Similar to the weakness criteria above, this is a 'use it or lose it' category. Many patients I have encountered in their 70s and beyond are fully aware of the potentially devastating consequences of a fall. In responsem, they load up on Calcium and Vitamin D supplements, they take their bisphosphonates, and they intentionally do everything 'very very slowly.'



I get it, be cautious stepping off curves and be careful about those hazardous area rugs that scream tripping hazards. But taking it slow might not be the right mentality. Instead, by intentionally evaluating and training movement, leaning in and increasing both proprioception, strength, and reaction time, patient's can regain the confidence of moving at normal speeds. The key is to be able to catch themselves mid-trip preventing the fall from occurring. By gaining well founded confidence in this ability, they regain meaningful quality of life through regained functional capacity.



3) Low level of physical activity

This as with the prior two criteria can be educated and trained. In addition to building stamina, strength, and better body awareness through focused and specific training, there are additional factors to consider.

Giving a patient a reason to be physically active is imperative. Perhaps this is a senior walking group that meets weekly, perhaps it is grandchildren or great-grandchildren to interact with, perhaps it is a neighbor that needs a bit more help, perhaps it is a volunteer position at the local library or the individual's church.
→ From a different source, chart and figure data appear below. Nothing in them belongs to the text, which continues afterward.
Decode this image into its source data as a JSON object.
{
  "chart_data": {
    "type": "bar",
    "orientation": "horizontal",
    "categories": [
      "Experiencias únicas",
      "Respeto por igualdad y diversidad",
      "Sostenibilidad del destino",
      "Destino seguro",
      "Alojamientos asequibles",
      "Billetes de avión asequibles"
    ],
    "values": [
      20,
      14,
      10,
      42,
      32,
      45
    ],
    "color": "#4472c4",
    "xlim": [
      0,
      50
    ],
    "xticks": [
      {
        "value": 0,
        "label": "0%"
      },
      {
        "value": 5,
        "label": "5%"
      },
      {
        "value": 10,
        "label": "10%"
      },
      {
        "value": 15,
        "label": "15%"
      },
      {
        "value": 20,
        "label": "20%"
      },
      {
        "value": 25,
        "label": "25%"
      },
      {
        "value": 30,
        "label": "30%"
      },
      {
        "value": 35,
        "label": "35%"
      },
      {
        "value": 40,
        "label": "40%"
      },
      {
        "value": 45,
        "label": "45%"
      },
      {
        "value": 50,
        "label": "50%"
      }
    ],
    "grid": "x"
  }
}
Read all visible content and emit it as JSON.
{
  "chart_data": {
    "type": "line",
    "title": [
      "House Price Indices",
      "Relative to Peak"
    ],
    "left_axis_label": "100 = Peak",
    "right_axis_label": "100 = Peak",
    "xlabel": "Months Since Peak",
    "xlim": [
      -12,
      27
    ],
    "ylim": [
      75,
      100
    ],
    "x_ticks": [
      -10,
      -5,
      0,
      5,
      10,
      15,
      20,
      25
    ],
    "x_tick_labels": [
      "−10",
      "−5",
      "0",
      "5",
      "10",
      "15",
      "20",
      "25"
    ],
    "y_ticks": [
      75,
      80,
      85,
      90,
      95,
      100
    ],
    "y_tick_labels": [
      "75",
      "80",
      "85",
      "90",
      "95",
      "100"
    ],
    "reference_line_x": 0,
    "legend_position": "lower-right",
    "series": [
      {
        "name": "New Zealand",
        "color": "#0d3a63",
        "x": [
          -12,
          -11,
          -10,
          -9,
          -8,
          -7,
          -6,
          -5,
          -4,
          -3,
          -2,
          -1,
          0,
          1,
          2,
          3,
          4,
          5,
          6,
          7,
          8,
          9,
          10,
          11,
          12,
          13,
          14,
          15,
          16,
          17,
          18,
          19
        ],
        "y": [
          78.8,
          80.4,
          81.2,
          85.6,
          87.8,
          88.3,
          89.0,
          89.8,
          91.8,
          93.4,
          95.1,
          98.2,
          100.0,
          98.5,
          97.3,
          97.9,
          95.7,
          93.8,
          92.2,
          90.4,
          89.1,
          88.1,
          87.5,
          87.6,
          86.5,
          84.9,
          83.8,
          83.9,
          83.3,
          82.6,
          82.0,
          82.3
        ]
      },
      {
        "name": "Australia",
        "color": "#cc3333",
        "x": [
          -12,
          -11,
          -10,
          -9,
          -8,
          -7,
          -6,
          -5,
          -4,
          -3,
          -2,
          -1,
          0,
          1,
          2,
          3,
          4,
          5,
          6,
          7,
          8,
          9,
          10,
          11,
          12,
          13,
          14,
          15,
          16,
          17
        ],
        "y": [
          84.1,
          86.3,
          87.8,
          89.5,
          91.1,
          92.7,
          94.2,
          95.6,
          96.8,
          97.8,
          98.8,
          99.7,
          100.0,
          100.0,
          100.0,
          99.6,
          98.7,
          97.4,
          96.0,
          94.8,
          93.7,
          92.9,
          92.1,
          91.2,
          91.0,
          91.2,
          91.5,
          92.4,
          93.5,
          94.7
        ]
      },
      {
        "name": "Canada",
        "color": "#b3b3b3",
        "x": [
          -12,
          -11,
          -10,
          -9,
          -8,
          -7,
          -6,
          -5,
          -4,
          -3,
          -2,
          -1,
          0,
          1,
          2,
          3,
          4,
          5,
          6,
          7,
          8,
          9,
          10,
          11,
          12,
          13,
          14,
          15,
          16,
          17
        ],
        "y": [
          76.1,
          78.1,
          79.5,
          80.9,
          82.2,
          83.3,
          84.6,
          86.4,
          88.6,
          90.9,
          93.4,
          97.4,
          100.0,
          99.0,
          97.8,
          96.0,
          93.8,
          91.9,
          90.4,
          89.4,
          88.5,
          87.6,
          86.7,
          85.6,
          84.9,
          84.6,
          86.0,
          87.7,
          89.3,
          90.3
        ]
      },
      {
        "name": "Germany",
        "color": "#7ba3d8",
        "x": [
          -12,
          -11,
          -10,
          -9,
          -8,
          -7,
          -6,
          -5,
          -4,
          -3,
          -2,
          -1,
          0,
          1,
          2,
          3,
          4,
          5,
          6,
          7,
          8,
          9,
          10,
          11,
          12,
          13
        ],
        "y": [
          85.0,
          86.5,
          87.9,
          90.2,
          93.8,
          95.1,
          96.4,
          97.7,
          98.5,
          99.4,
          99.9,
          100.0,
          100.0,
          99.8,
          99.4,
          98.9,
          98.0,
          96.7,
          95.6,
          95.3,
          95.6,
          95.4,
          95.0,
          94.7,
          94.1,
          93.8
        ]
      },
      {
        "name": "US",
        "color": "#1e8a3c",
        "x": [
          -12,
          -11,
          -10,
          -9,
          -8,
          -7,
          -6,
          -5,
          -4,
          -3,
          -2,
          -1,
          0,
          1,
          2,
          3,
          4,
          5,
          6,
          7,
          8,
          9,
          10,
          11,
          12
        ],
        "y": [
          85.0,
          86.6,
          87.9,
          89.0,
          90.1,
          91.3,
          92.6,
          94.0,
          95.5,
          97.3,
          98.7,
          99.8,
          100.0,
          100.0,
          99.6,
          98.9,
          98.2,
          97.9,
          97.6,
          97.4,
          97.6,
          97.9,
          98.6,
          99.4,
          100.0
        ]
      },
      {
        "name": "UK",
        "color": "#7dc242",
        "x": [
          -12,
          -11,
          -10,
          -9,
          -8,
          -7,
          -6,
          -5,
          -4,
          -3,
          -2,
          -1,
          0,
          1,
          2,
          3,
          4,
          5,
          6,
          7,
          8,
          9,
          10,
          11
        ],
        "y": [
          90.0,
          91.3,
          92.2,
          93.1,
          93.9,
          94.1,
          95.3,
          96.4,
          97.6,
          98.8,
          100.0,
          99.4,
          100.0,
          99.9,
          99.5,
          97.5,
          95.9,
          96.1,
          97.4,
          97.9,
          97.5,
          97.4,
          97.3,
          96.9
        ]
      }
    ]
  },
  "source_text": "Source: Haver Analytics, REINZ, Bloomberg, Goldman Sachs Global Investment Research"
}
It is a reason that gives them something to get out of bed and get out of the house to do. Getting to the core of this driving factor for staying active is essential. To authentically get to the 'why' to be physically active I find it best to explore the areas of social health, sexual health, and life philosophy. From these pillars comes well defined 'whys' deeply resonate with the patient.



4) Exhaustion

Again, hitting on the same points as before. Building reserve and delaying decline in cardiopulmonary function can be trained at any age. It starts as always with meeting the patient where they are and slowly building from there. This in addition to exploring underlying disease processes, hormonal health, and understanding specific organ by organ dysfunction. An absolutely essential part of getting a bit more pep in the step, and helping people in their golden years truly enjoy life.



5) Weight Loss

At the risk of repeating myself, again this is a criterial that can be focused on to build reserve and delay decline. Major modifiable factors that contribute to this in a big way are lean muscle mass retention, nutritional input, organ function preservation, and hormonal balance. As before all of these factors are able to be measured and have interventions that are shown to improve outcomes no matter the age.



The Pathophysiology

In addition to listing several of the criteria for frailty, the authors of the paper explore what might be driving these criteria. They make the claim that chronic inflammation is likely one of the drivers for the frailty phenotype. Great! We can measure, monitor, and reduce that too.



Let's keep in mind the adage that 'what gets measured get managed'. Let's make sure the things we know are coming down the line, the things we know we want to avoid get consciously measured so they can be consciously managed.



When you know exactly what is coming, you can prepare for it. This process of preparation needs to start happening now. I am conscious of this process not only in my own health decision, but I have started consciously thinking about this as I make decisions for my kids. It is never to early to start and never to late to integrate and keep going.



Chen X, Mao G, Leng SX. Frailty syndrome: an overview. Clin Interv Aging. 2014 Mar 19;9:433-41. doi: 10.2147/CIA.S45300. PMID: 24672230; PMCID: PMC3964027.